Many central banks have cut interest rates to zero or less and the crisis is just beginning.


Cleveland Federal Reserve Bank President Loretta Mester worried openly last month that the central bank used up all of its interest-rate ammunition when it slashed rates to near zero. Mester was the only voting member of the Federal Open Market Committee to dissent from the full-point cut on March 15, saying she would have preferred a half-point reduction instead, leaving some dry powder for later.

“This would have preserved the option of a further cut in the funds rate, if needed, for a time when market functioning had improved and such an action could be expected to be most effective in supporting the economy,” she said.

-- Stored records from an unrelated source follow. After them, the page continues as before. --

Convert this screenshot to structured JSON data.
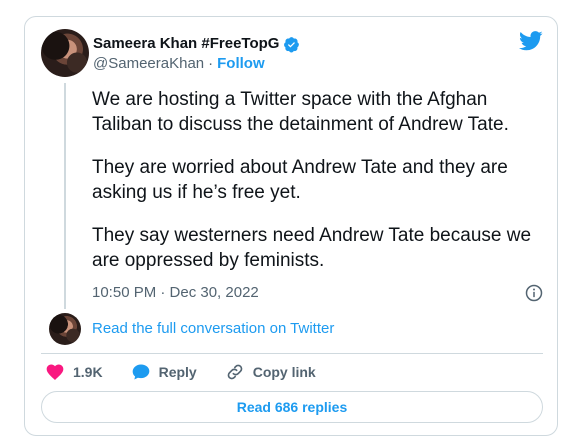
{
  "author": {
    "display_name": "Sameera Khan #FreeTopG",
    "handle": "@SameeraKhan",
    "separator": "·",
    "follow_label": "Follow"
  },
  "tweet": {
    "paragraphs": [
      "We are hosting a Twitter space with the Afghan Taliban to discuss the detainment of Andrew Tate.",
      "They are worried about Andrew Tate and they are asking us if he’s free yet.",
      "They say westerners need Andrew Tate because we are oppressed by feminists."
    ],
    "timestamp": "10:50 PM · Dec 30, 2022"
  },
  "conversation": {
    "read_full_label": "Read the full conversation on Twitter"
  },
  "actions": {
    "like_count": "1.9K",
    "reply_label": "Reply",
    "copy_link_label": "Copy link"
  },
  "replies_button": {
    "label": "Read 686 replies"
  },
  "colors": {
    "accent": "#1d9bf0",
    "like": "#f91880",
    "text": "#0f1419",
    "muted": "#536471",
    "border": "#cfd9de"
  },
  "icons": [
    "twitter-bird-icon",
    "verified-badge-icon",
    "info-icon",
    "heart-icon",
    "reply-bubble-icon",
    "link-icon"
  ]
}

Faced with record market volatility and economic disruption from the COVID-19 pandemic, central banks around the world followed the Fed’s sharp cut with moves of their own to lower rates and promote the smooth functioning of markets and the flow of credit to households and businesses. The European Central Bank, however, surprised analysts by failing to match the cuts by the Fed and the Bank of England, which lowered rates by a half point under its new governor, Andrew Bailey.

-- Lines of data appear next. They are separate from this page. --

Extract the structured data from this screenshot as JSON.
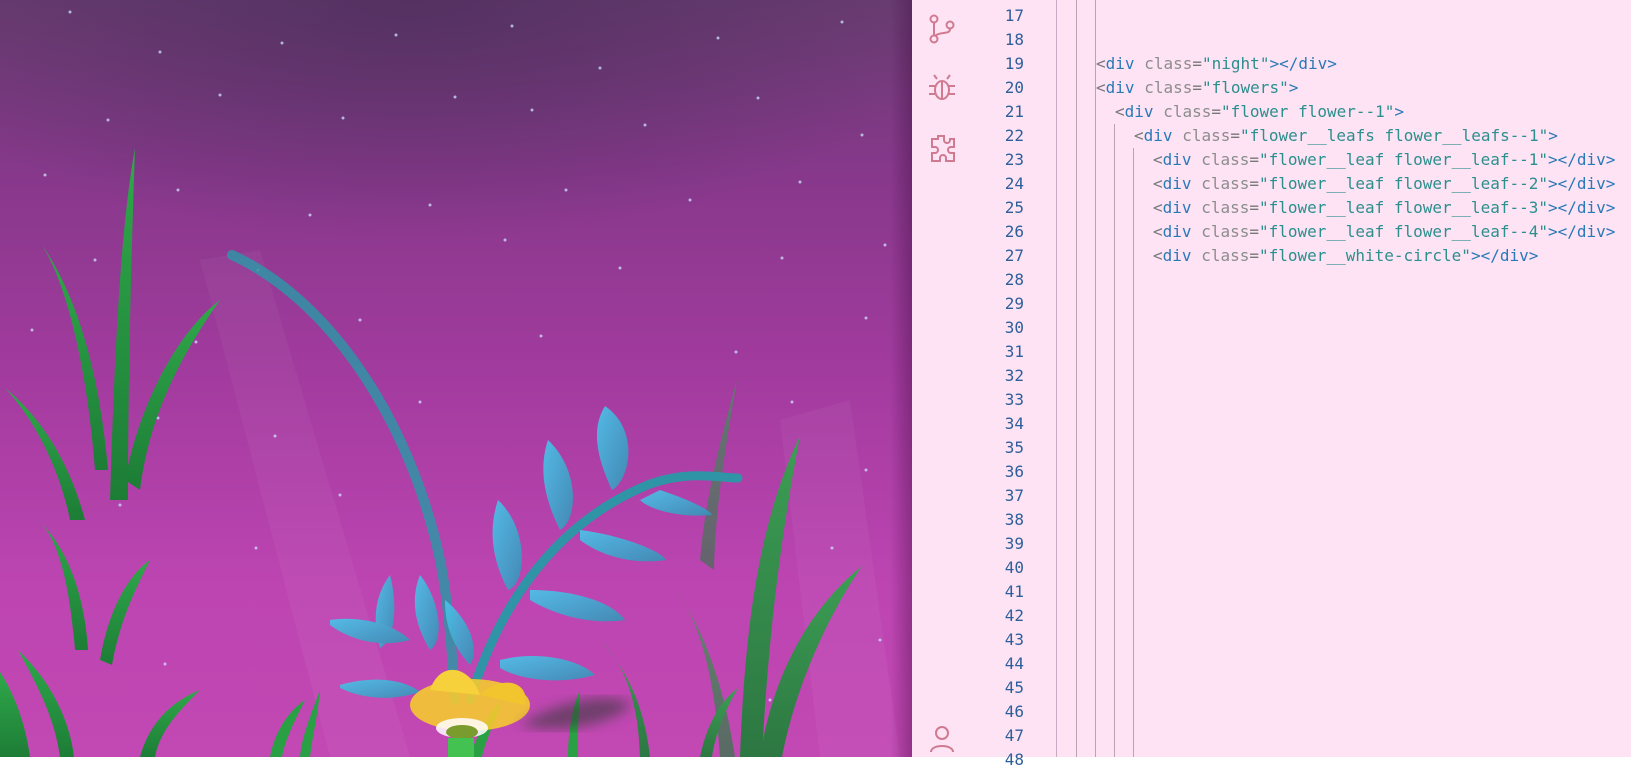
{
  "activity_bar": {
    "icons": [
      "source-control-icon",
      "debug-icon",
      "extensions-icon",
      "account-icon"
    ]
  },
  "editor": {
    "line_numbers": [
      "17",
      "18",
      "19",
      "20",
      "21",
      "22",
      "23",
      "24",
      "25",
      "26",
      "27",
      "28",
      "29",
      "30",
      "31",
      "32",
      "33",
      "34",
      "35",
      "36",
      "37",
      "38",
      "39",
      "40",
      "41",
      "42",
      "43",
      "44",
      "45",
      "46",
      "47",
      "48"
    ],
    "code_lines": [
      {
        "line": "19",
        "tag": "div",
        "attr": "class",
        "value": "night",
        "closing": "></div>"
      },
      {
        "line": "20",
        "tag": "div",
        "attr": "class",
        "value": "flowers",
        "closing": ">"
      },
      {
        "line": "21",
        "tag": "div",
        "attr": "class",
        "value": "flower flower--1",
        "closing": ">"
      },
      {
        "line": "22",
        "tag": "div",
        "attr": "class",
        "value": "flower__leafs flower__leafs--1",
        "closing": ">"
      },
      {
        "line": "23",
        "tag": "div",
        "attr": "class",
        "value": "flower__leaf flower__leaf--1",
        "closing": "></div>"
      },
      {
        "line": "24",
        "tag": "div",
        "attr": "class",
        "value": "flower__leaf flower__leaf--2",
        "closing": "></div>"
      },
      {
        "line": "25",
        "tag": "div",
        "attr": "class",
        "value": "flower__leaf flower__leaf--3",
        "closing": "></div>"
      },
      {
        "line": "26",
        "tag": "div",
        "attr": "class",
        "value": "flower__leaf flower__leaf--4",
        "closing": "></div>"
      },
      {
        "line": "27",
        "tag": "div",
        "attr": "class",
        "value": "flower__white-circle",
        "closing": "></div>"
      }
    ]
  },
  "colors": {
    "editor_bg": "#fde3f4",
    "line_number": "#2e5f9a",
    "tag": "#2a79b8",
    "string": "#2b8f8d",
    "attribute": "#8d8d8d",
    "scene_top": "#6a3d72",
    "scene_bottom": "#c248b3"
  }
}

The ECB’s official rate is already in negative territory, at –0.25%. ECB President Christine Lagarde instead called on governments to support growth through additional fiscal measures. “We are not here to close [bond] spreads,” Lagarde said. “There are other tools and other actors to deal with these issues.” Italian bond spreads widened following her comments.

Lagarde initially refused to echo her predecessor, Mario Draghi, in saying the ECB would do “whatever it takes” to support the eurozone economy. She announced a modest package to stimulate commercial bank lending. But then, on March 18, the ECB announced a Pandemic Emergency Purchase Programme, which will see the bank launch a new wave of bond purchases, pledging to buy up to 750 billion euros ($820 billion) in government and corporate bonds and other assets. “The Governing Council will do everything necessary within its mandate,” the ECB stated.

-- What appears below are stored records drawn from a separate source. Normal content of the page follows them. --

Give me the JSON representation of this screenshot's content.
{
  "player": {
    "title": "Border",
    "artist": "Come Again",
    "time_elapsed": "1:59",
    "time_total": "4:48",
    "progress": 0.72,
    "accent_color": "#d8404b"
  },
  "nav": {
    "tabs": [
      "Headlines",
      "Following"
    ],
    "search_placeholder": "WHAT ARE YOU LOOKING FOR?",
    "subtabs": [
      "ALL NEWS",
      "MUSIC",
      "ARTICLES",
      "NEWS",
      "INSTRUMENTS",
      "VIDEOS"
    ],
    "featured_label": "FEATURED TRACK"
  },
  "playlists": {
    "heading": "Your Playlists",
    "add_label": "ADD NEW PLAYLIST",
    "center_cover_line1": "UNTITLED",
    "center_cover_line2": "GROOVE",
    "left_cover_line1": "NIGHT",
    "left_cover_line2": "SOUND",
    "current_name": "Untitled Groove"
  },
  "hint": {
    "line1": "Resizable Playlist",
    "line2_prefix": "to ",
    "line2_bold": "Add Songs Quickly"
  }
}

The Fed is unlikely to adopt negative interest rates. But it is rolling out some of the same tools it used during the global financial crisis to keep the market’s plumbing working, including a backstop for the commercial paper market, funded with $10 billion from the Treasury Department’s Exchange Stabilization Fund. To further boost lending, the Fed is reducing bank reserve requirements to zero. The Fed also announced a $700 billion quantitative easing program.

The Bank of Japan stepped up its purchases of ETFs and other risky assets. “If necessary, we can deepen negative rates further,” BOJ Governor Haruhiko Kuroda said. “We can continue to pump ample liquidity into the market.”

The central banks of the developed countries announced a coordinated effort to bolster liquidity swaps “to ease strains in global funding markets.”

Kristalina Georgieva, managing director of the International Monetary Fund, said the IMF is prepared to mobilize its $1 trillion lending capacity to help countries.


Central banks are willing to go further than cutting rates, but they are running out of room to maneuver. China borrowed from state-owned banks to pump money into the stock market. Innovation will be required elsewhere, with the world on the verge of a likely recession.